Eigener Chef erpresst und unterstellt sachen in verbindung mit Kündingung

auf der trinkgeldkasse steht ein Zettel das man etwas rausnehmen darf aber es wieder reintuhen muss.
 
Auch wenn das Geld nicht der Geschäftsleitung gehört, kann sie Anzeige erstatten. Fraglich ist aber, wer Strafantrag stellen darf - der dürfte bei diesem geringen Wert erforderlich sein.
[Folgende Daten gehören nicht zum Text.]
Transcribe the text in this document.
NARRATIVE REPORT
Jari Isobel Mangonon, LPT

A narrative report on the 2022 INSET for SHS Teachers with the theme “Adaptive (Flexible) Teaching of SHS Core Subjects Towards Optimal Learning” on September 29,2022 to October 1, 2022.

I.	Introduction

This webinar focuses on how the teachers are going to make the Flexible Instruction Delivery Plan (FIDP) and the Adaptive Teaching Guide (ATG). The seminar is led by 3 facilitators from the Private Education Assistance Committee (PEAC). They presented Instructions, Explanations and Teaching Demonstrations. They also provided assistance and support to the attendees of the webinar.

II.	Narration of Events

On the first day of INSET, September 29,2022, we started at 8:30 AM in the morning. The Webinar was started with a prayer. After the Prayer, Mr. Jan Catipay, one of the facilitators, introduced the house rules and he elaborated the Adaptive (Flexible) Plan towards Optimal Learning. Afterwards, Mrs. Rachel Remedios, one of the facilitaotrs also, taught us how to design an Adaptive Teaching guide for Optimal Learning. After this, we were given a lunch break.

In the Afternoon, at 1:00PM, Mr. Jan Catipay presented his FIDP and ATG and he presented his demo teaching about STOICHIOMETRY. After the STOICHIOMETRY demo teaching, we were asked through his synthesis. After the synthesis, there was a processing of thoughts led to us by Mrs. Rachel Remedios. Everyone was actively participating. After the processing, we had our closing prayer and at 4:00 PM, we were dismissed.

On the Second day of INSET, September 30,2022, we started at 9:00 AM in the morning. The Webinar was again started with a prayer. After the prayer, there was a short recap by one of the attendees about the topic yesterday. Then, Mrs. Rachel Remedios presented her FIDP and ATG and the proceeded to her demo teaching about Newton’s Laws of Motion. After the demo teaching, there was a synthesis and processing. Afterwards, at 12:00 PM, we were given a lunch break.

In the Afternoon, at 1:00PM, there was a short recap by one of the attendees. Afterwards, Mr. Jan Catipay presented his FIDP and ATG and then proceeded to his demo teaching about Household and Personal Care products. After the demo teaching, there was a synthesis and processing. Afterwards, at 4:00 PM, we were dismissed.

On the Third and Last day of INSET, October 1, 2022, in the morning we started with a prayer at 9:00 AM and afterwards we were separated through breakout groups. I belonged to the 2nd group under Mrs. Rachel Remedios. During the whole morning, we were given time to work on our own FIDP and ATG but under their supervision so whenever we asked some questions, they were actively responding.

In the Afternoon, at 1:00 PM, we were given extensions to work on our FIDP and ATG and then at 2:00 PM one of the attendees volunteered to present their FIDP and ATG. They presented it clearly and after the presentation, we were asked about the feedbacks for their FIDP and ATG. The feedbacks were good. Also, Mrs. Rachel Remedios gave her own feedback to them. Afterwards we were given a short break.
Grundsätzlich handelt es sich auch um Diebstahl, wenn das Geld unberechtigt, dh ohne Wissen und Wollen der weiteren Eigentümer, genommen wurde. Man kann allenfalls darüber reden, ob die subjektive Seite nicht erfüllt ist: wenn ich ein Buch "stehle", aber von Anfang an vorhabe, es gleich morgen zurückzugeben, handelt es sich nicht um Diebstahl - bei Geld könnte ich mir vorstellen, dass man eine vergleichbare Ausnahme macht. Streng genommen muss man natürlich festhalten, dass wohl kaum dieselben Geldstücke zurückgeführt werden sollen.

Das Verhalten könnte trotzdem straffrei sein, wenn man zugunsten des "Täters" einen Irrtum annimmt. Hält man den Irrtum für vermeidbar, kommt weiterhin eine mildere Würdigung in Frage.

Alles in allem würde ich, wenn das Kind auch schon in den Brunnen gefallen und meine Weste sonst rein ist, die strafrechtliche Seite nicht allzu sehr fürchten.
 
Wobei ne Anzeige nach meinem Verständnis nur gegen den Chef geht. Das Gericht bekommt die Leitung wegen einer Falschaussage dran. Ich würde so schnell es geht die Aneige in die Wege leiten und auch sofort drauf bestehen das die Aufnahmen sichergestellt werden. Wobei da dann vermutlich der Chef mit "hab ich gelöscht" kommen wird.

Aber das soll dir besser ein Profi und nicht ich als Laie beantworten was die sinnvollste Herangehensweise ist.
 
Ja aber Moment - die Trinkgeldsache is ja mehr oder weniger unabhängig von dem nicht bezahlten Gehalt so gesehen.

auf der trinkgeldkasse steht ein Zettel das man etwas rausnehmen darf aber es wieder reintuhen muss.
Davon würd ich auf jeden Fall schonmal UNAUFFÄLLIG n Foto machen.
Aber warum unterschreibst Du dann son scheiß? Da kann man Dir doch nix vorwerfen!

Es geht ja darum das der TE nen Geldeingang bestätigt hat, der nicht stattgefunden hat.
Wie gesagt im schlimmsten Fall hat der Chef alles entsprechend "verbucht".
Dann würd ich an seiner Stelle ne "Gegenklage" machen.
Hat er das nich, macht sich der TE mMn ner Steuerhinterziehung mitschuldig.
Wie gesagt ne Erpressung is ja nirgendwo dokumentiert.
Die Kameras zeigen wie sich Leute unterhalten und ne Geldempfang quittiert wird.
Wie die Dame sich un verhält weiß man nicht. Da sie aber bei der "Erpressung" stillschweigend daneben gestanden hat, seh ich da aber eher schlechte Karten.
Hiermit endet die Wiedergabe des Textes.